Die Gladbeckerin will jetzt auch bei den Cybathlons für Deutschland punkten

Es ist verblüffend, wie filigran Lara Wilkin mit ihrer fein justierten Handprothese arbeiten kann, um auch kleinste Legoteile behutsam zu greifen.
Es ist verblüffend, wie filigran Lara Wilkin mit ihrer fein justierten Handprothese arbeiten kann, um auch kleinste Legoteile behutsam zu greifen. © Lara Wilkin | Lara Wilkin

Was mit einer optimierten Handprothese alles in Sachen Feinmotorik möglich ist, beweist Lara Wilkin selbst beim Zusammenbasteln von Legomodellen mit immer kleineren Teilen. Sie erstaunte auch Experten über einen Aufgabenkoffer, dessen Inhalt als Benchmark dient, um zu messen, was mit einer modernen Handprothese bewältigt werden kann.

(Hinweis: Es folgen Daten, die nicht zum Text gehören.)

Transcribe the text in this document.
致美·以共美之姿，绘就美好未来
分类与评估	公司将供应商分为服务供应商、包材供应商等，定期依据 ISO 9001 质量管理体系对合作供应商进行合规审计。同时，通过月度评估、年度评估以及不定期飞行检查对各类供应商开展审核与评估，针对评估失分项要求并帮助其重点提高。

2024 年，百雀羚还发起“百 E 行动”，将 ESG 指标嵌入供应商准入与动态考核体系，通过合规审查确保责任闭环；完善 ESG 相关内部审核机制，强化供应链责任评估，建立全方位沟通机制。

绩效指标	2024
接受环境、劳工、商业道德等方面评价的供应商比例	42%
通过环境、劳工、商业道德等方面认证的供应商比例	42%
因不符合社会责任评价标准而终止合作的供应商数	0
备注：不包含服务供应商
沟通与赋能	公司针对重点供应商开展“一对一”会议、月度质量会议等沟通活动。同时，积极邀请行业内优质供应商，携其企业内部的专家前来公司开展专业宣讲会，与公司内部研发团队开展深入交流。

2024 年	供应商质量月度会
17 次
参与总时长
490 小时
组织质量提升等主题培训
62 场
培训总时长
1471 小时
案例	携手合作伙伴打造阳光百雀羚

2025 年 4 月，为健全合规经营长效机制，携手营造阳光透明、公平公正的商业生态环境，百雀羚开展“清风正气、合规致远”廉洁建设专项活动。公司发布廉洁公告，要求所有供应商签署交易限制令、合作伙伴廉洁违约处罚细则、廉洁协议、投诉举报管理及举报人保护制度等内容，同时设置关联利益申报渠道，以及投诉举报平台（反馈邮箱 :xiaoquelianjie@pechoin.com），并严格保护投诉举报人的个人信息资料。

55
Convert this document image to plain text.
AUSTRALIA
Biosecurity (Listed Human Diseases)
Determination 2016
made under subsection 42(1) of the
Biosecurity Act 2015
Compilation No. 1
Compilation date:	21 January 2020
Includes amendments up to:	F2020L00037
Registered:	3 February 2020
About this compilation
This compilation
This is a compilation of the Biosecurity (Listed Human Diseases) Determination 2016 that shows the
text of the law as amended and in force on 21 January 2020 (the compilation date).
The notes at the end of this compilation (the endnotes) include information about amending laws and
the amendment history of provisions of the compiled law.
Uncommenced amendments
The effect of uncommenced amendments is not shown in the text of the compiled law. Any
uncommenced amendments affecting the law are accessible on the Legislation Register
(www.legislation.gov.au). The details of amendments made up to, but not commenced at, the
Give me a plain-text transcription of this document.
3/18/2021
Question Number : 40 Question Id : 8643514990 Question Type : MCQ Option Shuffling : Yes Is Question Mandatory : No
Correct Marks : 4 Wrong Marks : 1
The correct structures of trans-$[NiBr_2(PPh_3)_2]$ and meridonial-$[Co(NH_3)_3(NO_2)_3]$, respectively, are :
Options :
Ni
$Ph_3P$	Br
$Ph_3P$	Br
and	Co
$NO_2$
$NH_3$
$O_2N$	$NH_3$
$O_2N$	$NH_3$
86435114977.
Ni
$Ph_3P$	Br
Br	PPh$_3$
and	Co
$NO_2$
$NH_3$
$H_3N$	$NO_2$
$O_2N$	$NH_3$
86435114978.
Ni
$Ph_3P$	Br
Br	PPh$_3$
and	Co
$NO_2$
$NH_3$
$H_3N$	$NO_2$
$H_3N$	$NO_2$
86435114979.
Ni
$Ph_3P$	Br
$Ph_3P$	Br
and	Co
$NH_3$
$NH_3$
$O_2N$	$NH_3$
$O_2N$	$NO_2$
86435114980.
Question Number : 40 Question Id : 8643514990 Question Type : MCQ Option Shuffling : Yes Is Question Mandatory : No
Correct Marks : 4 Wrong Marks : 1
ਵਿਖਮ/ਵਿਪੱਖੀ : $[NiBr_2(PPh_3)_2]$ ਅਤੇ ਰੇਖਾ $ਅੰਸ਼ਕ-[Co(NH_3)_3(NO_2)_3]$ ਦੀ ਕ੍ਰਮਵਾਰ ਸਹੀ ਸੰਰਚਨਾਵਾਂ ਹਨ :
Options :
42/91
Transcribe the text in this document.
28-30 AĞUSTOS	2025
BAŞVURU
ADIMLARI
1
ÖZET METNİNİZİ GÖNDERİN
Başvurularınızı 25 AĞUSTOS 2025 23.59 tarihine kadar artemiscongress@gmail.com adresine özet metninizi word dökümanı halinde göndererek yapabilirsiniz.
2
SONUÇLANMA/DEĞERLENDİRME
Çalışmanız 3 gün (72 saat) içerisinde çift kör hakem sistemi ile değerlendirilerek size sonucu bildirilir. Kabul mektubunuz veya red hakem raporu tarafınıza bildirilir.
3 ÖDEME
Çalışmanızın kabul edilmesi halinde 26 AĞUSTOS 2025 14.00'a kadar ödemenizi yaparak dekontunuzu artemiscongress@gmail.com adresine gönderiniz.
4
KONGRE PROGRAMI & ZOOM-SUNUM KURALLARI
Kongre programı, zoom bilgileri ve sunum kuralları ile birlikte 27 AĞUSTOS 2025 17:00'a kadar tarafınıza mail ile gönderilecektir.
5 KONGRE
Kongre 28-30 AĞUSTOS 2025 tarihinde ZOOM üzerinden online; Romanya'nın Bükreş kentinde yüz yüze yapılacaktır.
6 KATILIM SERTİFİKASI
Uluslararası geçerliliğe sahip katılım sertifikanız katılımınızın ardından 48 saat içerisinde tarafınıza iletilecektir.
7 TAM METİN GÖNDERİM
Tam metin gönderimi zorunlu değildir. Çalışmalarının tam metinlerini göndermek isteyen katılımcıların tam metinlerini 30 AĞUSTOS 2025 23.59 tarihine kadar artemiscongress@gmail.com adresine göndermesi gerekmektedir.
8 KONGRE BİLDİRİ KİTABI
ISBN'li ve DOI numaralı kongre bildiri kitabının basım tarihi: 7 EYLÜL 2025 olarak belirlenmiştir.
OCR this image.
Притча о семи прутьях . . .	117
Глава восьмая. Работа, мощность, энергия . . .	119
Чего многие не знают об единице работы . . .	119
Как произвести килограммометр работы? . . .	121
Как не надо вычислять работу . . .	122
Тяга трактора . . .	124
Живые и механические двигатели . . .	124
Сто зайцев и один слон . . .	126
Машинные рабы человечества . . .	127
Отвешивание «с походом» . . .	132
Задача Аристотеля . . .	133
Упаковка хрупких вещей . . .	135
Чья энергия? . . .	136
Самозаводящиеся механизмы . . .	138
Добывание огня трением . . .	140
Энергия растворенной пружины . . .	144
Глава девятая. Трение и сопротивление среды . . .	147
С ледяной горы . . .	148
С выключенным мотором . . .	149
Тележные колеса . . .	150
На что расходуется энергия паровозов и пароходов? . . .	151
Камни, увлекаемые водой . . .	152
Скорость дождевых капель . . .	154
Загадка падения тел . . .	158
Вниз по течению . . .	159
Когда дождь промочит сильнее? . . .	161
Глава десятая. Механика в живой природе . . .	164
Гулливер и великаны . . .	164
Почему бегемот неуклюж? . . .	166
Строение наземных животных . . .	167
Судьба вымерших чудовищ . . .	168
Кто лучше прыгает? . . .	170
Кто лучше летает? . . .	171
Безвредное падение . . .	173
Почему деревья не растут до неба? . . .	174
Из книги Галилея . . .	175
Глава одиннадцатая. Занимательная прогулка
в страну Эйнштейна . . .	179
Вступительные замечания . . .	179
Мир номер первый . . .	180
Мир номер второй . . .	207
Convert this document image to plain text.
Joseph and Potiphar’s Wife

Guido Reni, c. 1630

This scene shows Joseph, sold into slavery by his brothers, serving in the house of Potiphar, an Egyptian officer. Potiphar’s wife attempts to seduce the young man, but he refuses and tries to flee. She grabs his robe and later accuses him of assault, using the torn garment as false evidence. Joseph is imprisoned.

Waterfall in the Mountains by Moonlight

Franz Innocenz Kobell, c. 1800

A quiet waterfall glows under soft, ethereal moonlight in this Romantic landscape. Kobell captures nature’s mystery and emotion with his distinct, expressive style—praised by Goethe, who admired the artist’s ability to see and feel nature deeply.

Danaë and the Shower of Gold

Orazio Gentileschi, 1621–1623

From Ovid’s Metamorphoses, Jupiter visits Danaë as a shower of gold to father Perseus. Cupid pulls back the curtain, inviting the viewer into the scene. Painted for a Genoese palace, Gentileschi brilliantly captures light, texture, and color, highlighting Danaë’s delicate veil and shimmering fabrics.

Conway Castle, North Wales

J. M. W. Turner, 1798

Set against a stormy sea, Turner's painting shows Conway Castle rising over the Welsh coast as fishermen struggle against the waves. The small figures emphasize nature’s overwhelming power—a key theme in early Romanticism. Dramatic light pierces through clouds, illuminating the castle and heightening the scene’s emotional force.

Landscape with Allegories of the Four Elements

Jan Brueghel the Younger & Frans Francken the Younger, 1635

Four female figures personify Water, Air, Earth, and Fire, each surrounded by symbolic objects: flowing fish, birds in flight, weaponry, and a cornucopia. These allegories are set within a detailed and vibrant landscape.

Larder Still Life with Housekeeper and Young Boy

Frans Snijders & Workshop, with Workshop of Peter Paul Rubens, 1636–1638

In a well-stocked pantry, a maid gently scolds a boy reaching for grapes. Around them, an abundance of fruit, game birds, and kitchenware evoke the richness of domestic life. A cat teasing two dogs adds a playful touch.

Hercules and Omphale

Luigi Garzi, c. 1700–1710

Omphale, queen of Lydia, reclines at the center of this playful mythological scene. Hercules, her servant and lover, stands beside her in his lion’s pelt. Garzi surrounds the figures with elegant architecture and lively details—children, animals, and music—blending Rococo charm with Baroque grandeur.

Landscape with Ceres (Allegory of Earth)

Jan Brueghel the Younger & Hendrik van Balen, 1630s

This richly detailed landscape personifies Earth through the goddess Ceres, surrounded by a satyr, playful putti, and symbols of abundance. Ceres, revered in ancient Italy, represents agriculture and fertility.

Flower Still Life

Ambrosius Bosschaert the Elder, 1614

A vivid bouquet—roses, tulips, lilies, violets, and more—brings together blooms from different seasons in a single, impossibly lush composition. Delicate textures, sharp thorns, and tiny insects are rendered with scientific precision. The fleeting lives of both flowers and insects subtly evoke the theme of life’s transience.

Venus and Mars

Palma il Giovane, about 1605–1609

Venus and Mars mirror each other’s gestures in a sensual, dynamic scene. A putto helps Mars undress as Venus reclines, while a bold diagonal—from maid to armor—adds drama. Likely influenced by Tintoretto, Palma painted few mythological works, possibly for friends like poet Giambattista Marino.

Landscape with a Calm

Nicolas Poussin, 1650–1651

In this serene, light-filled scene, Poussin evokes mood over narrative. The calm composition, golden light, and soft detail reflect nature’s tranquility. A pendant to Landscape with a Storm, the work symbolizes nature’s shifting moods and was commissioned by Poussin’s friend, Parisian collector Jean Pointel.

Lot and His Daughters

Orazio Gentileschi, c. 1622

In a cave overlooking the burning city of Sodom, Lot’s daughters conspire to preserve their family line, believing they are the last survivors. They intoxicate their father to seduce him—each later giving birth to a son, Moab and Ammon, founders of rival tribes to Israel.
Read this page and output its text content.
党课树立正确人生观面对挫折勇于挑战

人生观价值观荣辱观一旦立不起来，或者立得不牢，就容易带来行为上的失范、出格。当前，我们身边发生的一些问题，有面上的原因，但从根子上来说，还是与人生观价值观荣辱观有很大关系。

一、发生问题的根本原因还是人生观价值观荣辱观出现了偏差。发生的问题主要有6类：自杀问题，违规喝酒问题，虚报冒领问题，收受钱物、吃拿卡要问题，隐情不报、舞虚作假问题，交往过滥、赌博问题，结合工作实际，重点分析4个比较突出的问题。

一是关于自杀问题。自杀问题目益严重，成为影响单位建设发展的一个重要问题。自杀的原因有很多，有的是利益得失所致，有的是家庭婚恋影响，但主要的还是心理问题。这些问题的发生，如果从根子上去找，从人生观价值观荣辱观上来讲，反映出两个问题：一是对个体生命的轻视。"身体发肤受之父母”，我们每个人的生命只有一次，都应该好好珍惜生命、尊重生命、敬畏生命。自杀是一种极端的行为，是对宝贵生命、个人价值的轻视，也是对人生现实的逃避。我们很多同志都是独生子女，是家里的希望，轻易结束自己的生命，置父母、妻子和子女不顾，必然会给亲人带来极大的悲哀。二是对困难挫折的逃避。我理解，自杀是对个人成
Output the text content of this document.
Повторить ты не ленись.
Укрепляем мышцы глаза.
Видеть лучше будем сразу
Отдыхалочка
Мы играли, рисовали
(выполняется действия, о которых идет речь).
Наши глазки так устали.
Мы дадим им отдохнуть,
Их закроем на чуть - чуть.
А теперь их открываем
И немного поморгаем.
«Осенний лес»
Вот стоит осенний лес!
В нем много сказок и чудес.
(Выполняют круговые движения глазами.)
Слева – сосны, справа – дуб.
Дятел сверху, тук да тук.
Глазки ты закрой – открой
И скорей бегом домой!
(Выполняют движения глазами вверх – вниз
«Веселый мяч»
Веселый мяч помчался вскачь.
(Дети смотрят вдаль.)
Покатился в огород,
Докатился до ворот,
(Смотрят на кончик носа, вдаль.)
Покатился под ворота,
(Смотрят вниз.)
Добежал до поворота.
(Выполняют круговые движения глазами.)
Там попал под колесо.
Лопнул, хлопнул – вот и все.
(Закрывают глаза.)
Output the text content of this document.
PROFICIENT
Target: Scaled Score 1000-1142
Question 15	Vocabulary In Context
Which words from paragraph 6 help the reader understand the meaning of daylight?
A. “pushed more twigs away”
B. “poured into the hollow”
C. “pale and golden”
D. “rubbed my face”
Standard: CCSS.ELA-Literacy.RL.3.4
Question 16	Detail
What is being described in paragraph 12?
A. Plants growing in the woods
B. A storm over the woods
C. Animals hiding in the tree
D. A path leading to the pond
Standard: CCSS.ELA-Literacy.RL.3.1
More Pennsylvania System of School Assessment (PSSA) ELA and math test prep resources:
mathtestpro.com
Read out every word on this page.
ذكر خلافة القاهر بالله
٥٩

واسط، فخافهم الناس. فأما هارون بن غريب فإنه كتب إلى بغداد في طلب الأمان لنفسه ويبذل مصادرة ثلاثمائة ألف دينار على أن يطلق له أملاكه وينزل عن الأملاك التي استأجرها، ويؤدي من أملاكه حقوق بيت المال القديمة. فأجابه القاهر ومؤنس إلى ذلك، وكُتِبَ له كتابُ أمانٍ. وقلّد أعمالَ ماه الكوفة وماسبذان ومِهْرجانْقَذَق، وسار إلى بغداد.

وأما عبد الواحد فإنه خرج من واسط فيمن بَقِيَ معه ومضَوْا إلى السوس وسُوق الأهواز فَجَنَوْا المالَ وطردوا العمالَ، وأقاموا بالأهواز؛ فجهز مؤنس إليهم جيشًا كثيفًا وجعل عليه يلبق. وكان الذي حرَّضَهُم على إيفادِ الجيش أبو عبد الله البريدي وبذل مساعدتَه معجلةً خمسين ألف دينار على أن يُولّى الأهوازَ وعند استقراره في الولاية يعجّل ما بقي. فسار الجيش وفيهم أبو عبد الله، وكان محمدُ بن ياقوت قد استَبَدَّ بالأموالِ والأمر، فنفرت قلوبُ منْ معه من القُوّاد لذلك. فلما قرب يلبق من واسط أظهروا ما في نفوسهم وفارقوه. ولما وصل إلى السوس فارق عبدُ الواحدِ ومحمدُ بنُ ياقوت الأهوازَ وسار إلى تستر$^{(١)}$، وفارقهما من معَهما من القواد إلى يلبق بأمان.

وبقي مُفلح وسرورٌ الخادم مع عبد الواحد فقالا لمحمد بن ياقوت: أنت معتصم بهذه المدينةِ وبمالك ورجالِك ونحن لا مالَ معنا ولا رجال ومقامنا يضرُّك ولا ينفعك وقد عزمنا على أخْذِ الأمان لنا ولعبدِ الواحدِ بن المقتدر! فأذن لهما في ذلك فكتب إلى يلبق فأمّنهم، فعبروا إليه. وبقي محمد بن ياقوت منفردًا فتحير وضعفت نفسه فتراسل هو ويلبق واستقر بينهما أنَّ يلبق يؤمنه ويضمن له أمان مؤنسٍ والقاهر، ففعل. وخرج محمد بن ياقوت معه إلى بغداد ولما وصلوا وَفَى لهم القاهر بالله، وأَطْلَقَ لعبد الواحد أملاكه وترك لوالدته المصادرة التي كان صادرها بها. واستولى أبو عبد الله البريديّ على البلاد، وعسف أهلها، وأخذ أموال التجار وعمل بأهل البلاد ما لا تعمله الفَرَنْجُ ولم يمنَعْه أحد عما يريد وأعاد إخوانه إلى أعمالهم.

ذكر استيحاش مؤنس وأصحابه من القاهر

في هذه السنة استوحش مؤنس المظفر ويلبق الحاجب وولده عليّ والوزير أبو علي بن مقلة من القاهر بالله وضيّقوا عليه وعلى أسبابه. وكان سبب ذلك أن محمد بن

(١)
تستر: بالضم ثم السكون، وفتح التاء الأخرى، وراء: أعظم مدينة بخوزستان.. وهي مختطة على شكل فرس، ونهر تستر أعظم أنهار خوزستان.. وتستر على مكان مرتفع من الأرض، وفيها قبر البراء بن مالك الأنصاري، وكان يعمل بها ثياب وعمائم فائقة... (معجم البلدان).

Lara Wilkin schaffte es so, viele kleine Teile zu bewegen oder in Vorrichtungen zu stecken, sodass sie den bisherigen Spitzenwert knackte und 97 Prozent der Aufgaben löste.

Mit ihren Fähigkeiten will die Gladbeckerin jetzt auch für Deutschland punkten – als eine von zwei nationalen Athleten, die bei den Cybathlons 2024 in Zürich antreten. Ein internationaler Wettkampf, eine Art Weltmeisterschaft, bei der sich Menschen mit körperlichen Behinderungen (so genannte Piloten) aus verschiedenen Nationen beim Absolvieren alltagsrelevanter Aufgaben mittels technischer Assistenzsysteme messen.